We identified four other diverse chemotypes that exhibited the same time-dependent inability to maintain growth inhibition of M. tuberculosis H37Rv while maintaining the ability to inhibit resazurin reduction (Table 1) and rapidly inhibit ATP production with kinetics similar to those of BDQ and the protonophore carbonyl cyanide m-chlorophenyl hydrazine (CCCP) (see Fig. S2 in the supplemental material). The cydKO mutant was hypersusceptible to these compounds, whereas the qcrB mutants in the genetic cydKO background were resistant to them; mutations at Met342 did not confer resistance to compound 5, suggesting that this compound does not interact with this residue. Compound 1 is an imidazo[4,5-c]pyridine that was previously reported to have submicromolar potency against M. tuberculosis (10). The ability of all these scaffolds to inhibit the mycobacterial bc1 complex raised the concern that they might similarly inhibit mitochondrial respiration, which can lead to deleterious side effects during chemotherapy in vivo. Therefore, we conducted cytotoxicity testing against HepG2 cells using an assay which forces cells to use mitochondrial respiration by growth in galactose (11). It was found that compounds 3, 4, and 5 inhibited mitochondrial respiration (see Table S2 in the supplemental material), further reinforcing the notion that these compounds affect respiratory cytochrome function. A homology model of QcrB was constructed with multiple cytochrome b homologues (PDB no. 3CX5 [yeast], 1NTM [bovine], 1ZRT [Rhodobacter capsulatus], 2QJP [Rhodobacter sphaeroides], and 3H1H [chicken]) using MP-T (12) and MODELLER (13). The mutated residues were found to lie in close proximity in the pocket that binds stigmatellin, a known inhibitor in other species, suggesting a mechanism analogous to stigmatellin involving disruption of electron transport to the iron-sulfur protein.
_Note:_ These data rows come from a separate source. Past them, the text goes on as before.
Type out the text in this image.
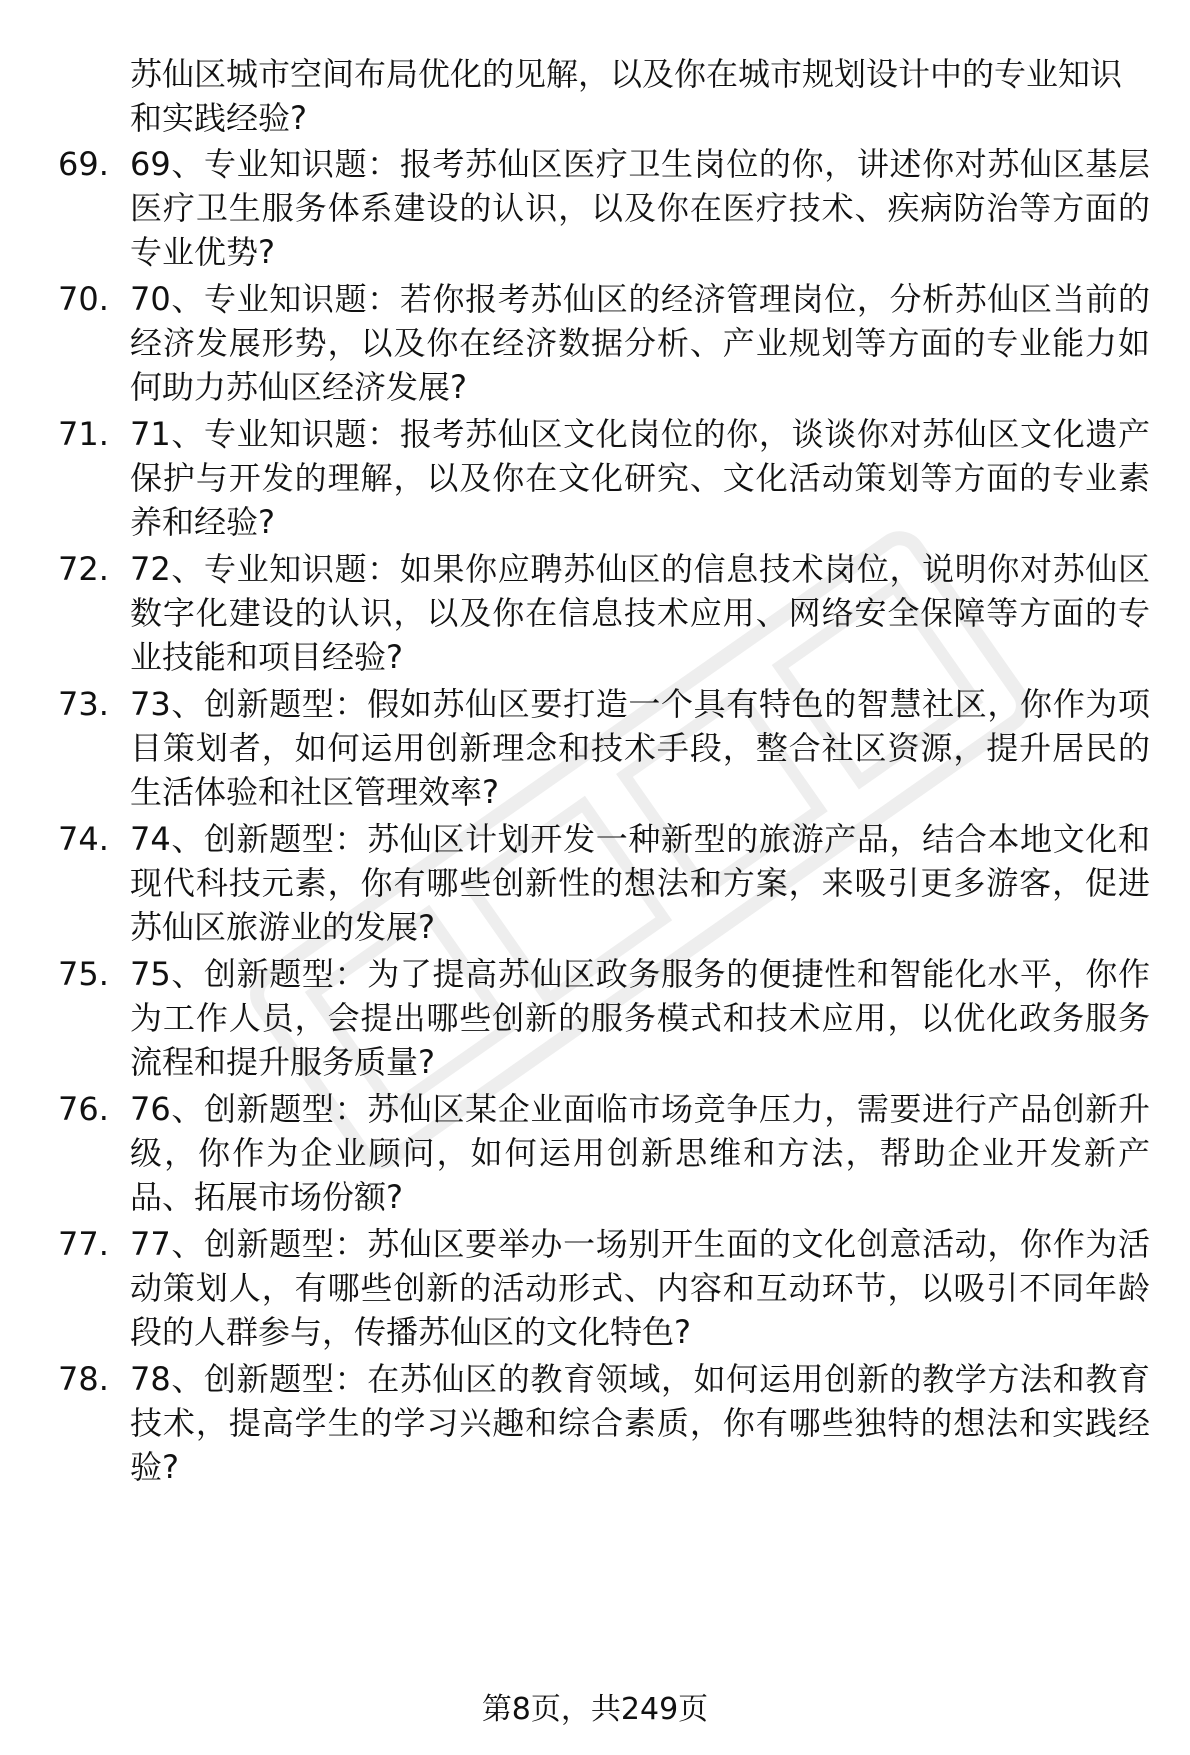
苏仙区城市空间布局优化的见解，以及你在城市规划设计中的专业知识和实践经验?
69. 69、专业知识题：报考苏仙区医疗卫生岗位的你，讲述你对苏仙区基层医疗卫生服务体系建设的认识，以及你在医疗技术、疾病防治等方面的专业优势?
70. 70、专业知识题：若你报考苏仙区的经济管理岗位，分析苏仙区当前的经济发展形势，以及你在经济数据分析、产业规划等方面的专业能力如何助力苏仙区经济发展?
71. 71、专业知识题：报考苏仙区文化岗位的你，谈谈你对苏仙区文化遗产保护与开发的理解，以及你在文化研究、文化活动策划等方面的专业素养和经验?
72. 72、专业知识题：如果你应聘苏仙区的信息技术岗位，说明你对苏仙区数字化建设的认识，以及你在信息技术应用、网络安全保障等方面的专业技能和项目经验?
73. 73、创新题型：假如苏仙区要打造一个具有特色的智慧社区，你作为项目策划者，如何运用创新理念和技术手段，整合社区资源，提升居民的生活体验和社区管理效率?
74. 74、创新题型：苏仙区计划开发一种新型的旅游产品，结合本地文化和现代科技元素，你有哪些创新性的想法和方案，来吸引更多游客，促进苏仙区旅游业的发展?
75. 75、创新题型：为了提高苏仙区政务服务的便捷性和智能化水平，你作为工作人员，会提出哪些创新的服务模式和技术应用，以优化政务服务流程和提升服务质量?
76. 76、创新题型：苏仙区某企业面临市场竞争压力，需要进行产品创新升级，你作为企业顾问，如何运用创新思维和方法，帮助企业开发新产品、拓展市场份额?
77. 77、创新题型：苏仙区要举办一场别开生面的文化创意活动，你作为活动策划人，有哪些创新的活动形式、内容和互动环节，以吸引不同年龄段的人群参与，传播苏仙区的文化特色?
78. 78、创新题型：在苏仙区的教育领域，如何运用创新的教学方法和教育技术，提高学生的学习兴趣和综合素质，你有哪些独特的想法和实践经验?
第8页，共249页
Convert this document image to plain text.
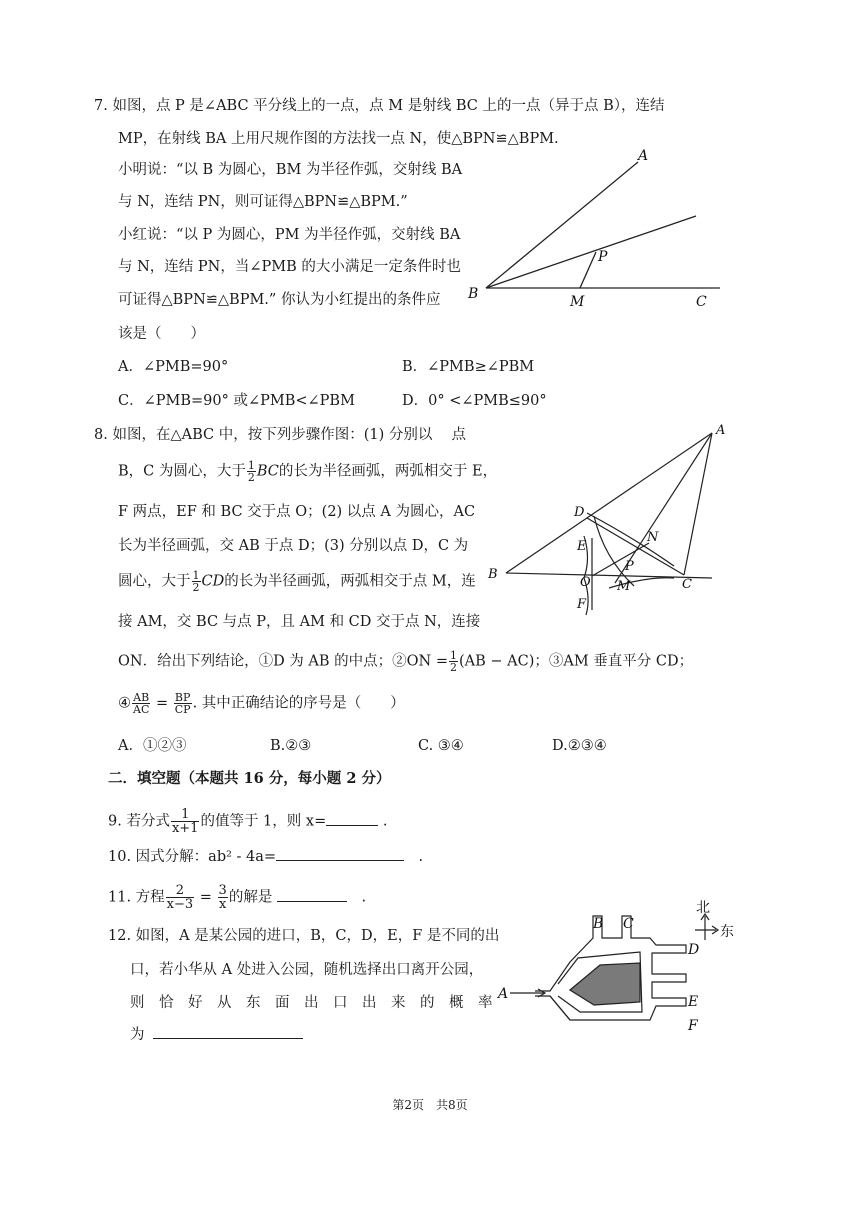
7. 如图，点 P 是∠ABC 平分线上的一点，点 M 是射线 BC 上的一点（异于点 B），连结
MP，在射线 BA 上用尺规作图的方法找一点 N，使△BPN≌△BPM.
小明说：“以 B 为圆心，BM 为半径作弧，交射线 BA
与 N，连结 PN，则可证得△BPN≌△BPM.”
小红说：“以 P 为圆心，PM 为半径作弧，交射线 BA
与 N，连结 PN，当∠PMB 的大小满足一定条件时也
可证得△BPN≌△BPM.” 你认为小红提出的条件应
该是（　　）
A．∠PMB=90°	B．∠PMB≥∠PBM
C．∠PMB=90° 或∠PMB<∠PBM	D．0° <∠PMB≤90°
A
B
P
M	C
8. 如图，在△ABC 中，按下列步骤作图：(1) 分别以　 点
B，C 为圆心，大于 $\frac{1}{2}$ BC的长为半径画弧，两弧相交于 E，
F 两点，EF 和 BC 交于点 O；(2) 以点 A 为圆心，AC
长为半径画弧，交 AB 于点 D；(3) 分别以点 D，C 为
圆心，大于 $\frac{1}{2}$ CD的长为半径画弧，两弧相交于点 M，连
接 AM，交 BC 与点 P，且 AM 和 CD 交于点 N，连接
ON．给出下列结论，①D 为 AB 的中点；②ON = $\frac{1}{2} (AB - AC)$；③AM 垂直平分 CD；
④ $\frac{AB}{AC} = \frac{BP}{CP}$ . 其中正确结论的序号是（　　）
A．①②③	B.②③	C. ③④	D.②③④
A
B
C
D
E
F
O
N
P
M
二．填空题（本题共 16 分，每小题 2 分）
9. 若分式 $\frac{1}{x+1}$ 的值等于 1，则 x=	.
10. 因式分解：ab² - 4a=　	.
11. 方程 $\frac{2}{x-3} = \frac{3}{x}$ 的解是 　	.
12. 如图，A 是某公园的进口，B，C，D，E，F 是不同的出
口，若小华从 A 处进入公园，随机选择出口离开公园，
则　恰　好　从　东　面　出　口　出　来　的　概　率
为
A
B C
D
E
F
北
东
第2页　共8页
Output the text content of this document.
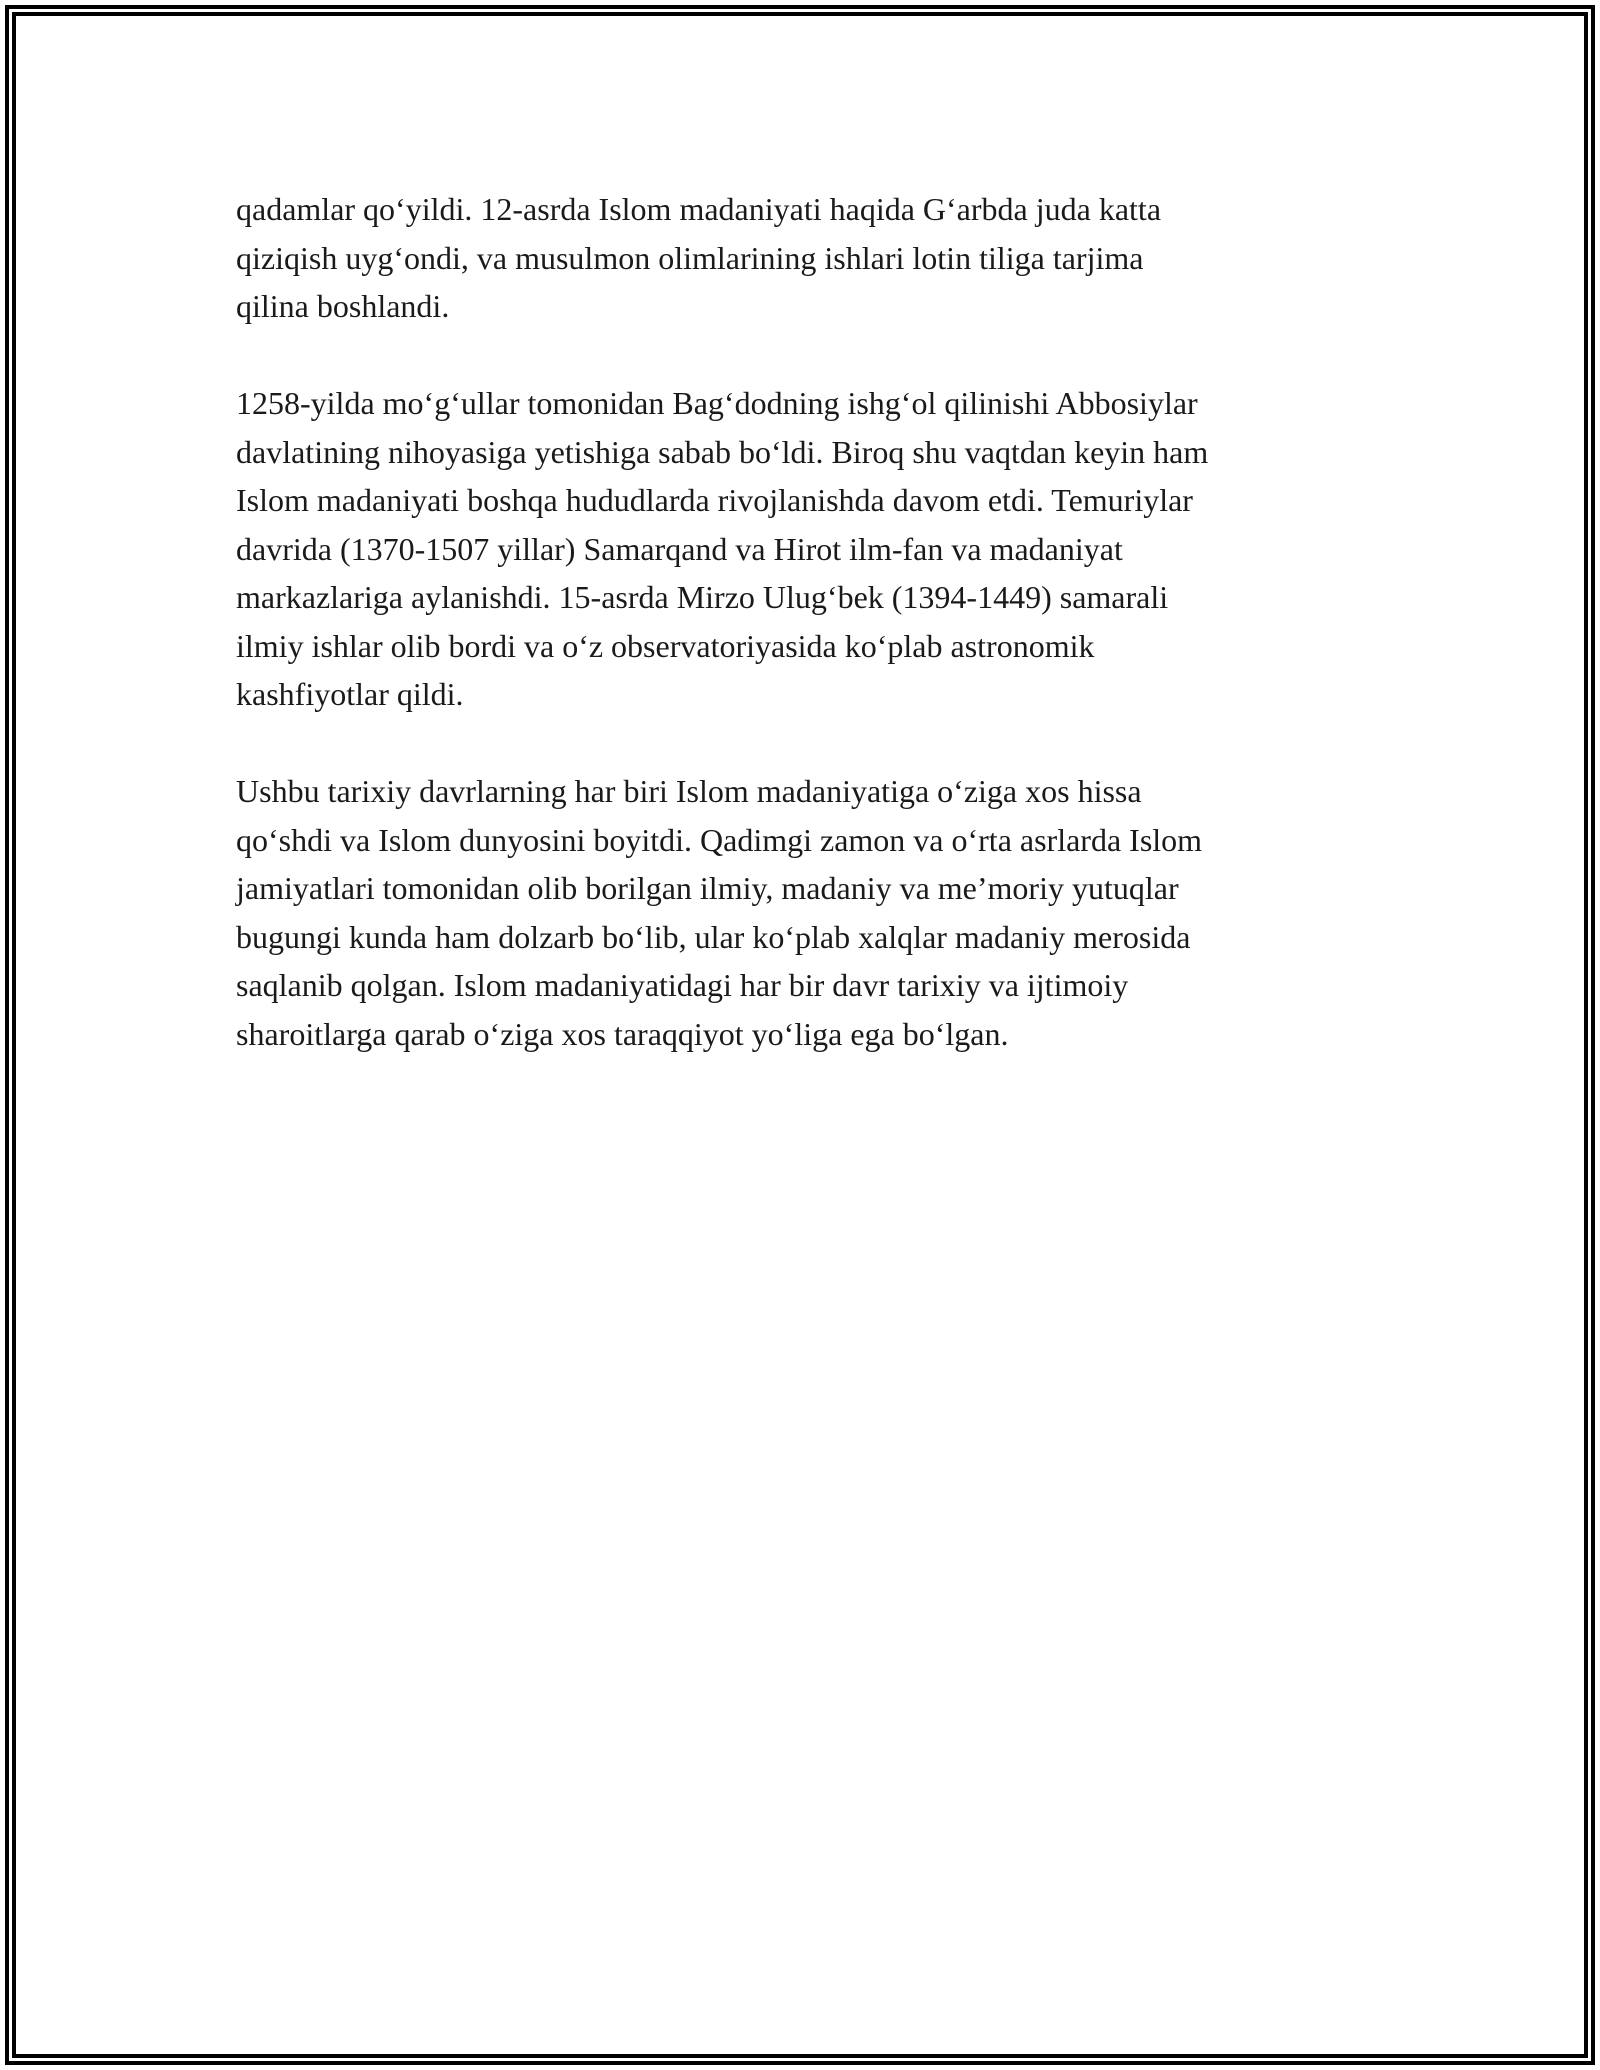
qadamlar qo‘yildi. 12-asrda Islom madaniyati haqida G‘arbda juda katta
qiziqish uyg‘ondi, va musulmon olimlarining ishlari lotin tiliga tarjima
qilina boshlandi.

1258-yilda mo‘g‘ullar tomonidan Bag‘dodning ishg‘ol qilinishi Abbosiylar
davlatining nihoyasiga yetishiga sabab bo‘ldi. Biroq shu vaqtdan keyin ham
Islom madaniyati boshqa hududlarda rivojlanishda davom etdi. Temuriylar
davrida (1370-1507 yillar) Samarqand va Hirot ilm-fan va madaniyat
markazlariga aylanishdi. 15-asrda Mirzo Ulug‘bek (1394-1449) samarali
ilmiy ishlar olib bordi va o‘z observatoriyasida ko‘plab astronomik
kashfiyotlar qildi.

Ushbu tarixiy davrlarning har biri Islom madaniyatiga o‘ziga xos hissa
qo‘shdi va Islom dunyosini boyitdi. Qadimgi zamon va o‘rta asrlarda Islom
jamiyatlari tomonidan olib borilgan ilmiy, madaniy va me’moriy yutuqlar
bugungi kunda ham dolzarb bo‘lib, ular ko‘plab xalqlar madaniy merosida
saqlanib qolgan. Islom madaniyatidagi har bir davr tarixiy va ijtimoiy
sharoitlarga qarab o‘ziga xos taraqqiyot yo‘liga ega bo‘lgan.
Although part of the pocket lies in a region of significant divergence in M. tuberculosis, it was nevertheless possible to dock the compounds in a plausible binding mode consistent with the mutational results using the software GOLD (14), allowing an elastic distance potential to the mutant residues (Fig. 2).
FIG 2.
Modeling of the imidazopyridine binding pocket of QcrB showing docking poses for the two scaffolds. (A) Docking of imidazo[1,2-α]pyridine (compound 2) in the QcrB homology model; (B) docking of imidazo[4,5-c]pyridine (compound 1) in QcrB; (C) docking of compound 3; (D) docking of compound 4. Compounds are shown in magenta, iron-sulfur protein in gray, and QcrB in rainbow spectrum; resistance-conferring residues are labeled and shown in stick representation.
The discovery of five distinct scaffolds that all target the M. tuberculosis bc1 complex suggests that this membrane target is promiscuous, as reported for several other membrane-associated targets (15). The hypersusceptibility of the cydKO mutant, in combination with the discordance between growth inhibition and resazurin reduction, offers a means of identifying such inhibitors early in the drug discovery process.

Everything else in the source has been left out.